I have yet to see educators settle on one way of having students produce and share video, especially for online courses. There is such a staggering amount of devices, tools, services and apps to produce and share video that I think most of us are as baffled as the tyranny of choices we confront in the supermarket aisles.
I was looking again this summer at some services I had not used before to see if there was a new FREE tool for students to produce video that could incorporate live action but also screen captures, images and maybe even desktop interactions. I wanted this for producing short "lectures" or presentations and for assignments, proposals, evaluations and portfolios.
In the past, I have used any commercial service that the school had purchased and I could offer my students. These products like WebEx, Echo260, Camtasia Relay etc. are not only costly but often too much of a tech hurdle for faculty and for students to use with any regularity.
Many people suggest that students use things like Voice Thread http://voicethread.com in online or F2F courses. Instructors can start a topic and students can all add comments, either voice or text, around it. Students can collaborate on a thread about a course topics. Images and videos made using other tools can be included too.
Animoto http://animoto.com is free for 30 second video (which might be useful for icebreaker introductions or other small assignments) but has costs otherwise.
Screencast-o-matic.com offers a maximum recording time of 15 minutes, no max free hosting for up to 15 minutes per upload and a variety of file and publishing options.
Similarly, I have had students use Jing which is free from techsmith.com/jing to create images and videos of what is on their computer screen, then share them instantly. The videos must be short, but I find it works well for proposals and elevator pitches for research topics. It can also be a good icebreaker exercise to have them introduce themselves in a n online course.
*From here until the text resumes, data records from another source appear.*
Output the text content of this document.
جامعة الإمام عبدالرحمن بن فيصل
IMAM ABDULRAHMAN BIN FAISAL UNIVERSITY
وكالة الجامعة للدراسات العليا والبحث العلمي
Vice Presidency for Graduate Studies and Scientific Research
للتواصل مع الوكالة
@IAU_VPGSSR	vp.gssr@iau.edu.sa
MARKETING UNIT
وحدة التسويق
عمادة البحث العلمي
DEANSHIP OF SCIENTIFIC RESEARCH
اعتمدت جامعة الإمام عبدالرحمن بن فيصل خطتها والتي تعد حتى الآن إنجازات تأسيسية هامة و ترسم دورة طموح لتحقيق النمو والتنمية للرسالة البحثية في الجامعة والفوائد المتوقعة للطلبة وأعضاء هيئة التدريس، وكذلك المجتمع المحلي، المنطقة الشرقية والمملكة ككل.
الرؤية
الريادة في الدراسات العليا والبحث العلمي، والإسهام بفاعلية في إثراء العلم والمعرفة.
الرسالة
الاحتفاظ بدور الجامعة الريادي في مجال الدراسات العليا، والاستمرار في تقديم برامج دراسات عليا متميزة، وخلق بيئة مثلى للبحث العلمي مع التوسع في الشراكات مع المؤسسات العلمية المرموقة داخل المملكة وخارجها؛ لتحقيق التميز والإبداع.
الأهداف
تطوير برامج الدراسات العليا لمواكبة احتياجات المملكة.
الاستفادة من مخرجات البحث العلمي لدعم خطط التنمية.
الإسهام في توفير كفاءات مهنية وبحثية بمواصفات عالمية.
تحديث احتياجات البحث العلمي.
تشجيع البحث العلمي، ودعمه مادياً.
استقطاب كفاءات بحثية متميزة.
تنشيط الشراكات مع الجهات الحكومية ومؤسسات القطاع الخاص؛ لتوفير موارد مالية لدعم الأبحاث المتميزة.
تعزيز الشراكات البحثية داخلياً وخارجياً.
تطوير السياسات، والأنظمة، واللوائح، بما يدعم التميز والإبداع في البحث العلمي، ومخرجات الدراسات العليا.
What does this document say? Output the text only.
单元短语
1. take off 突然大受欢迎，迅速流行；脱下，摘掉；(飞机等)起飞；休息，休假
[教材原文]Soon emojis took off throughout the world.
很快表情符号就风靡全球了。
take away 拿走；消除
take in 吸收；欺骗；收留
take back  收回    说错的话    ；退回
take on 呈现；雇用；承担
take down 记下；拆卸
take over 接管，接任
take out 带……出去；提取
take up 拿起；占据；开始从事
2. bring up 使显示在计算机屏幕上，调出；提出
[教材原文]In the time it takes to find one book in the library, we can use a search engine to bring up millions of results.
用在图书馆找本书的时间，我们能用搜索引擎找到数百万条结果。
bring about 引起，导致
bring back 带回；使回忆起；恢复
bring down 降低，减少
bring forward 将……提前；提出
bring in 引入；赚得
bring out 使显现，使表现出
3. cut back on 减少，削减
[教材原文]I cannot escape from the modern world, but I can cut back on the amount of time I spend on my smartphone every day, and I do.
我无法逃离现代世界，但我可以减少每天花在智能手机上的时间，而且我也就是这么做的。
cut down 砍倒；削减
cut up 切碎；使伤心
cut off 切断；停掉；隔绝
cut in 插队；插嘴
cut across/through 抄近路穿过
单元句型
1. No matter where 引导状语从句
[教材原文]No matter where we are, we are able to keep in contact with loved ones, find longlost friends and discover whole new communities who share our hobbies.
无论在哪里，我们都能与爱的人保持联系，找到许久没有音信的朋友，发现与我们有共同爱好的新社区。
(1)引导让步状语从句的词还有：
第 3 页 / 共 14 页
I have used it to give students my thoughts on their work in online courses. It's not difficult to use but it also can signal to me those students that are going to have issues with using technology.
I hear about more teachers using Google Hangouts in the classroom. Besides the video aspect, it offers commenting, messaging, and chat features so that students can ask questions while you lead the course, and they can interact with you and each other.